Vision for Justice: 2020 and Beyond
The Leadership Conference & Civil Right Corps
Sep 18, 2019

“The American criminal-legal system is a stain on our democracy..

This system replicates and reinforces patterns of racial and economic oppression that trace from slavery, including Black Codes, convict leasing, Jim Crow laws, and the War on Drugs. The result is a criminal-legal bureaucracy that denies millions of people the opportunities, legal equality, and human rights that they deserve, even as it fuels the world’s highest incarceration rate.

This platform envisions a new paradigm for public safety that respects the humanity, dignity, and human rights of all people. We propose a holistic framework that expands our view of public safety and prioritizes upfront investments in noncarceral programs and social services, including additional resources for education, housing, employment, health care, social-emotional supports, and other public benefits. We believe that this paradigm not only furthers equity, but also constitutes effective policy: When we stop using criminal “justice” policy as social policy, we make our communities safer, more prosperous, and better at ensuring opportunity.

This platform offers concrete solutions spanning every stage of the criminal-legal process, yielding a comprehensive framework for transformation. We believe that this comprehensive approach is necessary: Transforming the American criminal-legal system requires dramatic decarceration and a cohesive pathway to do so, not piecemeal reforms that tinker around the margins. We created the Vision for Justice: 2020 and Beyond to offer exactly this prescription.
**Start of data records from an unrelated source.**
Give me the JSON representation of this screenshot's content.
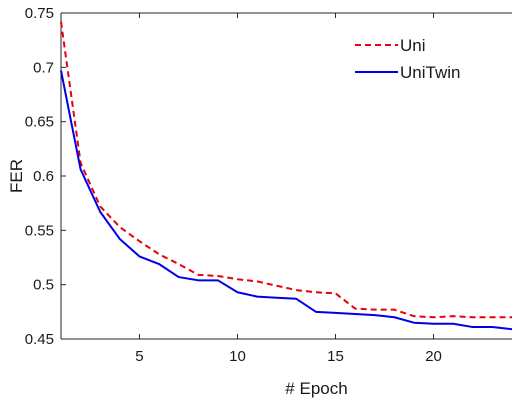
{
  "chart_data": {
    "type": "line",
    "title": "",
    "xlabel": "# Epoch",
    "ylabel": "FER",
    "xlim": [
      1,
      24
    ],
    "ylim": [
      0.45,
      0.75
    ],
    "xticks": [
      5,
      10,
      15,
      20
    ],
    "yticks": [
      0.45,
      0.5,
      0.55,
      0.6,
      0.65,
      0.7,
      0.75
    ],
    "ytick_labels": [
      "0.45",
      "0.5",
      "0.55",
      "0.6",
      "0.65",
      "0.7",
      "0.75"
    ],
    "grid": false,
    "legend_position": "top-right",
    "series": [
      {
        "name": "Uni",
        "color": "#e8000b",
        "style": "dashed",
        "x": [
          1,
          2,
          3,
          4,
          5,
          6,
          7,
          8,
          9,
          10,
          11,
          12,
          13,
          14,
          15,
          16,
          17,
          18,
          19,
          20,
          21,
          22,
          23,
          24
        ],
        "y": [
          0.742,
          0.612,
          0.572,
          0.553,
          0.54,
          0.528,
          0.519,
          0.509,
          0.508,
          0.505,
          0.503,
          0.499,
          0.495,
          0.493,
          0.492,
          0.478,
          0.477,
          0.477,
          0.471,
          0.47,
          0.471,
          0.47,
          0.47,
          0.47
        ]
      },
      {
        "name": "UniTwin",
        "color": "#0000e6",
        "style": "solid",
        "x": [
          1,
          2,
          3,
          4,
          5,
          6,
          7,
          8,
          9,
          10,
          11,
          12,
          13,
          14,
          15,
          16,
          17,
          18,
          19,
          20,
          21,
          22,
          23,
          24
        ],
        "y": [
          0.697,
          0.606,
          0.567,
          0.542,
          0.526,
          0.519,
          0.507,
          0.504,
          0.504,
          0.493,
          0.489,
          0.488,
          0.487,
          0.475,
          0.474,
          0.473,
          0.472,
          0.47,
          0.465,
          0.464,
          0.464,
          0.461,
          0.461,
          0.459
        ]
      }
    ]
  }
}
Even with this comprehensive and unified approach, Vision for Justice: 2020 and Beyond is only a starting point. The United States leads the world in imprisoning or supervising more than 6.6 million people While ripping moms, dads, and loved ones from their families every day. This bureaucracy will not vanish overnight. Even if we reduced our incarcerated population by 80 percent, we would barely reach the U.S. incarceration rate from 40 years ago. A new paradigm for public safety requires not only the solutions enumerated here, but also an ongoing commitment to further reforms.”